The government was quick to acknowledge that a cyber threat can indeed became a real national security threat. Aaviksoo, who was the defence minister then and responsible for moving the statue (Bronze Soldier of Talinn), devised a national strategy to make the country capable of fighting cyber attack.

And few years later, they seem to have succeeded in achieve their objective.

Becoming a Global Leader

Today, Estonia (birthplace of Skype) is a global leader in cyber defense, cyber awareness and cyber education; and also the first country to have a full fledged e-governance infrastructure.

• Courses on cryptography and cyber-security are taught in schools and colleges.
• Students in the age group 5-to-15 years learn to write computer code, as part of a nationwide campaign, to make the next generation ready to take on cyber-attacks

Lessons Learnt

Here are some of the lessons learnt by Estonia in cyber-warfare, which can be useful to any other country.
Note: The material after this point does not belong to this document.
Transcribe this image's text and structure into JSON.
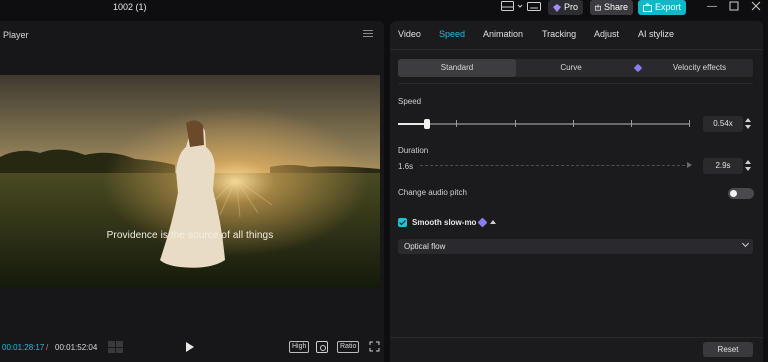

1. The traditional ‘command and control structures’ needs to be destroyed, because ‘Cyber attacks happen in seconds. You have no time for an emergency cabinet meeting.’
2. The problem of cyber-attacks cannot be completely tackled by any country alone. It needs ‘help, cooperation, & trust’ of other countries and societies. However, this cannot be achieved by imposing any law; a better approach is to have a more horizontal agreement among government, private sector, & civil society. Public awareness and education is imperative because they are usually the first to face an attack (not the officials) and you have to behave responsibly on what you do next.
3. Cyberspace is not a threat as such, so one has to understand the interests and motivations behind an attack. Also, its almost impossible to bring down a nation using cyberspace, although one can create a lot of chaos and possibly destabilize a country. For example, rumors can spread thick-and-fast in this new-age war, and so the responses also have to be in the same medium – instant, and not top-down.